If a consumer chooses not to buy the rental company’s excess waiver policies they will usually need to leave the excess amount either in cash, or more usually on a credit card. They will still need to do this if a customer has an independent car hire excess insurance policy.
- Check the Vehicle and Take Photos of Damage – To avoid unfair damage charges, car hirers should check vehicles thoroughly at pick-up and take photos of any existing damage on the vehicle. A recent survey found that a whopping one in five hire car drivers found damage on a hire car which was not highlighted on the checkout sheet.
There are various travel apps that takes date and time stamped photographs which can then be used as evidence in the event of a dispute or claim. These can all be filed under a specific journey name, and then broken down into before and after the rental period, making it simple to reference at a later date if necessary.

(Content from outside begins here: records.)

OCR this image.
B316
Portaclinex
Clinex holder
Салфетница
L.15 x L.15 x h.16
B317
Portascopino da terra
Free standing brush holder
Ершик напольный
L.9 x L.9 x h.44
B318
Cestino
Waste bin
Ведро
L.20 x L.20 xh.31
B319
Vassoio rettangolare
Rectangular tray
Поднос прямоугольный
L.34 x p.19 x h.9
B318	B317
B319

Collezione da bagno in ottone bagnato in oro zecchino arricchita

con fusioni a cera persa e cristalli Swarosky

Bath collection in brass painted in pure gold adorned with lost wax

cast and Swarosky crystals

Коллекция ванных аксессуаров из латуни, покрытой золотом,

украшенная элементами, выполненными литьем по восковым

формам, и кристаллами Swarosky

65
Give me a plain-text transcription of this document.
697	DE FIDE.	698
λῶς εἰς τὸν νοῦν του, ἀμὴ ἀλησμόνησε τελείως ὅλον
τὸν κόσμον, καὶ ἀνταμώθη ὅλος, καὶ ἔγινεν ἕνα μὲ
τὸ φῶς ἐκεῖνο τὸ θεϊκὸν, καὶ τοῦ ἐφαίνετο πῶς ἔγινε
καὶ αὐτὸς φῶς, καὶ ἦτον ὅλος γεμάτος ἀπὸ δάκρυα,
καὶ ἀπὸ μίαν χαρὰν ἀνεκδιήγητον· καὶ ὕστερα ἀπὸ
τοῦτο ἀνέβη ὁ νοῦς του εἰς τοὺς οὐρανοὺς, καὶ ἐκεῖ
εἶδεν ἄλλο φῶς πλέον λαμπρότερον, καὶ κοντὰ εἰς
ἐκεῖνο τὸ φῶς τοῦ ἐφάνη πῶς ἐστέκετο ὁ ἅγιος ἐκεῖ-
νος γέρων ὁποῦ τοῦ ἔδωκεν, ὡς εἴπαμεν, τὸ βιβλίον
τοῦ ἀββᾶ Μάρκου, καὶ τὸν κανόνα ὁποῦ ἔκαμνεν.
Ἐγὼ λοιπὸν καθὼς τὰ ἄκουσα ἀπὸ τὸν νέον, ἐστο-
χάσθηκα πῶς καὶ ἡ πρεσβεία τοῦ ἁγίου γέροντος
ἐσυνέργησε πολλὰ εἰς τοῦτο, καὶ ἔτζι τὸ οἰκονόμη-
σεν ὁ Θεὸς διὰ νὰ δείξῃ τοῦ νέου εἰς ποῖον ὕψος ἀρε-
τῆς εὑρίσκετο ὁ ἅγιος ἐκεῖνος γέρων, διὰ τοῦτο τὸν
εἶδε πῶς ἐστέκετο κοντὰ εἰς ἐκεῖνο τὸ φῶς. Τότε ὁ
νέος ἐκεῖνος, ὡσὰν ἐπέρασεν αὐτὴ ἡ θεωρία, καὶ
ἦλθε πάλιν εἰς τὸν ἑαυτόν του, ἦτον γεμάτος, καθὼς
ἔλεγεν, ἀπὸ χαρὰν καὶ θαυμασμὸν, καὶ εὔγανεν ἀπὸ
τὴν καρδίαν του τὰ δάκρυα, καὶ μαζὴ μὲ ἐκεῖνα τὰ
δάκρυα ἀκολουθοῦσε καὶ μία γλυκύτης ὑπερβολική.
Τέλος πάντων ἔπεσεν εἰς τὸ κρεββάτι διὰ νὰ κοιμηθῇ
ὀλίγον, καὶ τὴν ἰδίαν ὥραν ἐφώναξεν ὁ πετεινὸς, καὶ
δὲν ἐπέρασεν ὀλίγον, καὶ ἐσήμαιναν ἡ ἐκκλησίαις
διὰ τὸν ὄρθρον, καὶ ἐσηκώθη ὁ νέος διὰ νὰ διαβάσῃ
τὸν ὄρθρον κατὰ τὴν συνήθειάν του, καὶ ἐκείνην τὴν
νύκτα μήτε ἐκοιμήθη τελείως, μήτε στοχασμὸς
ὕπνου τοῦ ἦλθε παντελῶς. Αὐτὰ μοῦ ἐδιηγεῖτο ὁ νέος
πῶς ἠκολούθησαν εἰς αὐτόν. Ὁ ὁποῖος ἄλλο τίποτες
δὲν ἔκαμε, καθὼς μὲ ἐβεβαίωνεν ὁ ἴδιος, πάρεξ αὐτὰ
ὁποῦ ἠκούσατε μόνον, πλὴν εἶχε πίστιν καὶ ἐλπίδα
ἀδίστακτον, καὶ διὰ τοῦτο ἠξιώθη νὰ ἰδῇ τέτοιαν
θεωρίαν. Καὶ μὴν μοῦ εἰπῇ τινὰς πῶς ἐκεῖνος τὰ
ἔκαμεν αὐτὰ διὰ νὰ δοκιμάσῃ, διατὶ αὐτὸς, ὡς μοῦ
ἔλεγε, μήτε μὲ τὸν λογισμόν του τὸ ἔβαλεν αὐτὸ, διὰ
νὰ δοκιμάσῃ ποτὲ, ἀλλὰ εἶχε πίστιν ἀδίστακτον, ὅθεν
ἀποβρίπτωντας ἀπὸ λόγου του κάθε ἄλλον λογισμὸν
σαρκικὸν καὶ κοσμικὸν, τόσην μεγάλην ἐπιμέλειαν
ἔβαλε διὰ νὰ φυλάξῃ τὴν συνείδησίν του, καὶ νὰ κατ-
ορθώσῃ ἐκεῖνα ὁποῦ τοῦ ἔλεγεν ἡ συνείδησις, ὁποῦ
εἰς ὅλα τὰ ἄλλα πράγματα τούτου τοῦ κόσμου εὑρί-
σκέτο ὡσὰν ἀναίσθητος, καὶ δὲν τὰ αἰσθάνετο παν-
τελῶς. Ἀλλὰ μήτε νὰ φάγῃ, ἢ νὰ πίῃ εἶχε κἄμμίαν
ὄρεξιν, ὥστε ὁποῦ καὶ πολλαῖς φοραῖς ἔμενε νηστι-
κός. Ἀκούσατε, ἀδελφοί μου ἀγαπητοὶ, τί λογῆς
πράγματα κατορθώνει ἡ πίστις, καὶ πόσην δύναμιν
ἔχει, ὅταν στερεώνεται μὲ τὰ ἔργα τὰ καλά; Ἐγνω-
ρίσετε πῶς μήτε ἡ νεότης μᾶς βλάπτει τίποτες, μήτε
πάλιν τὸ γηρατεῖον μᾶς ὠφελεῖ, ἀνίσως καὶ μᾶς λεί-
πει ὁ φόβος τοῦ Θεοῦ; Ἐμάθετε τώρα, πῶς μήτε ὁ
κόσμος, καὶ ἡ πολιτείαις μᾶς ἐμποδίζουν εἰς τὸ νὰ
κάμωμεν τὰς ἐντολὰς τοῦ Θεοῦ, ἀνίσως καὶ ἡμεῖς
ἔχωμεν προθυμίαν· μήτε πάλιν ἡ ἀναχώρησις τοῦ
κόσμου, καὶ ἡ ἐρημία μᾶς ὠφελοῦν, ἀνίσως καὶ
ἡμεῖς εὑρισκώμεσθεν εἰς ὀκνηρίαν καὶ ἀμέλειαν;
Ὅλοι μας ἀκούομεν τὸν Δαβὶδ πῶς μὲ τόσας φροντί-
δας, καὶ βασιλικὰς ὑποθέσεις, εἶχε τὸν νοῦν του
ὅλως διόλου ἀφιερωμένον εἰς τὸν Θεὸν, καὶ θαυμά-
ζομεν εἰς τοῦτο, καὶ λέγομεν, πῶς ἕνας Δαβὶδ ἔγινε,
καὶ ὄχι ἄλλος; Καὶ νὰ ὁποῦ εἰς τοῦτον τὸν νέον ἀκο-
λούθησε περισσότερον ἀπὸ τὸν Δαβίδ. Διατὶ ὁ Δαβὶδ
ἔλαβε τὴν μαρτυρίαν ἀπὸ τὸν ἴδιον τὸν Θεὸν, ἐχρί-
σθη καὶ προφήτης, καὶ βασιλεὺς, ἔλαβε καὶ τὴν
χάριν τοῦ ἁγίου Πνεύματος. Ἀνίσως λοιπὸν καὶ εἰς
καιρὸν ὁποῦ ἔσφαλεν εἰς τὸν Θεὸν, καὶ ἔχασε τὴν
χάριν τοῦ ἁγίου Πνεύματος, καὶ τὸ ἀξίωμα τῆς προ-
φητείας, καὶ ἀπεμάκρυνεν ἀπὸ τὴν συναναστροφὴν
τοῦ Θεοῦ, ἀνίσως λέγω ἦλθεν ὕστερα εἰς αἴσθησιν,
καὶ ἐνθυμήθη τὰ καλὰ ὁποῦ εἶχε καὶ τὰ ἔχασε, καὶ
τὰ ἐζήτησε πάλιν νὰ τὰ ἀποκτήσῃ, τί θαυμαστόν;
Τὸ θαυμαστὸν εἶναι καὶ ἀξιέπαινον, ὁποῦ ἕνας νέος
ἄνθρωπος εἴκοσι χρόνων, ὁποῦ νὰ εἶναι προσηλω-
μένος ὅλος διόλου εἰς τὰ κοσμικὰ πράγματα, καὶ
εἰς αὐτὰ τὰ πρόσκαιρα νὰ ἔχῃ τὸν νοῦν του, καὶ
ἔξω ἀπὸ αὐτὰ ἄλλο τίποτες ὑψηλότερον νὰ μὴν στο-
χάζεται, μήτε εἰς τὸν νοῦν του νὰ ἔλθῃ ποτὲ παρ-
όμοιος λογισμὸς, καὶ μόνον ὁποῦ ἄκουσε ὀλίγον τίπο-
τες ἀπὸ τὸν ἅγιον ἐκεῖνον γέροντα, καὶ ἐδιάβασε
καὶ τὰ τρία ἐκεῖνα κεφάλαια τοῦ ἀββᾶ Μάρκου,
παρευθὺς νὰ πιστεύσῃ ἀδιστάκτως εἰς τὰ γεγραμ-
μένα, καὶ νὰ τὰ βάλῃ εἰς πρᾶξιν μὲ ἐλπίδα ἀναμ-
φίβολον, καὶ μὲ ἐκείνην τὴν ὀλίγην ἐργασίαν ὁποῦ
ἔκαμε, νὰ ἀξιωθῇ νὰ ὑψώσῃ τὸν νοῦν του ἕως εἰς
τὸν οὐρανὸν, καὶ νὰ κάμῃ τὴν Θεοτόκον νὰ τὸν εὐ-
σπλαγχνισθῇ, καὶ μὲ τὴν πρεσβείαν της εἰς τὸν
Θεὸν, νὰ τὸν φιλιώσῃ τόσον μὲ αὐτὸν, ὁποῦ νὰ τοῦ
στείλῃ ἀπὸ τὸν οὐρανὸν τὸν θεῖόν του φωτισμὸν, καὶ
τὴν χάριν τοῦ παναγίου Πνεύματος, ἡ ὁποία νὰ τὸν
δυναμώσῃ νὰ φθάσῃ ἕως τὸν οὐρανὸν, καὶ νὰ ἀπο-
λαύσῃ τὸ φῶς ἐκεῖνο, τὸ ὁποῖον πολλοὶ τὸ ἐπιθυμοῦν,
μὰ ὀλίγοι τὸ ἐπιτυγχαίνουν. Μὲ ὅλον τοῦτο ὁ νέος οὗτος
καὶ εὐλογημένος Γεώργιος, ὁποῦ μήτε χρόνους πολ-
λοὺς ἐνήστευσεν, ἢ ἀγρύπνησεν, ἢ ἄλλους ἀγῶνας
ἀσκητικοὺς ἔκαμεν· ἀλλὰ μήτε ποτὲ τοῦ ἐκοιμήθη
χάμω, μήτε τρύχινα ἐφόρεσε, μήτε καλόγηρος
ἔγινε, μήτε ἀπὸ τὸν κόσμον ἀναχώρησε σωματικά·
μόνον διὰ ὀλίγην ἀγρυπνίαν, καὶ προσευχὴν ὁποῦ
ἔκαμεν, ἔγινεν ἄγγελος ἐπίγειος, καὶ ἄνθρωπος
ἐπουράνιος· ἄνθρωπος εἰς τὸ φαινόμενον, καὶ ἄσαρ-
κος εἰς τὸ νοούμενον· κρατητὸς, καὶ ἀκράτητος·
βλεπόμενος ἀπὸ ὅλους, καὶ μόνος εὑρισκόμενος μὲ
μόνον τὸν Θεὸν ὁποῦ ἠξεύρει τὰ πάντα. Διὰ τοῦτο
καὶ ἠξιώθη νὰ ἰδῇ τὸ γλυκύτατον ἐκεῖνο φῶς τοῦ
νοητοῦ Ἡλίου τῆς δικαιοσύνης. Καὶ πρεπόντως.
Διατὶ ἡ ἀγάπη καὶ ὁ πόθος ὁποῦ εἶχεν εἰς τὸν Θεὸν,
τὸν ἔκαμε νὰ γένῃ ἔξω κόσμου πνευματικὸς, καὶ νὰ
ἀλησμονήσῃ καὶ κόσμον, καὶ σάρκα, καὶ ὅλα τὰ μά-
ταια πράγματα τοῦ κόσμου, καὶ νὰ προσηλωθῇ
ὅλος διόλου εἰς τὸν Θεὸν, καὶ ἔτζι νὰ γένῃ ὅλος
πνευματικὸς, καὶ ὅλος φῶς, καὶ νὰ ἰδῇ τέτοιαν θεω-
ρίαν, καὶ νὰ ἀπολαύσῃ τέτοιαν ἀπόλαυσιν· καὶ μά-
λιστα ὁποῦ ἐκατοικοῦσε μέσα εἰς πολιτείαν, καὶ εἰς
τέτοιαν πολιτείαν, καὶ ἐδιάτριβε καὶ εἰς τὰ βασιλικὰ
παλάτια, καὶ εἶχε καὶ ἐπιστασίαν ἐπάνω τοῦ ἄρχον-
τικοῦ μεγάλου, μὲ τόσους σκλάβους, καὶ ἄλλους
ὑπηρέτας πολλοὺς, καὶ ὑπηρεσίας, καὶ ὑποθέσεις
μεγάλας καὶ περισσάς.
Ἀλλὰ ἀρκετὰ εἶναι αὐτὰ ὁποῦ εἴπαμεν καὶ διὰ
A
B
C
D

- Fourteen Day Rule – To contest a damage claim made by a rental company, the hirer should query it within fourteen days with the company. If a satisfactory outcome is not reached, complaints can be directed to the BVRLA in the UK, whose members are expected to adhere to its mandatory Codes of Conduct, or the European Car Rental Conciliation Service (ECRCS), which also offers a free service to help with unresolved complaints. The ECRCS’ member companies are bound by the decision reached by the conciliation service and include Avis, Alamo, Budget, Europcar, Hertz, National Car Rental, Sixt, Firefly and Enterprise. Unfortunately, there is no equivalent body in the US.
Also in Europe, the European Consumer Centres Network (ECC-Net) will advise consumers on their rights and assist with complaint handling.
- Use a Credit Card – Make it the main driver’s if possible. This protects the consumer under Section 75 of the Consumer Credit Act 1974, making the credit card company jointly and severally liable for any breach of contract or misrepresentation by the retailer or trader.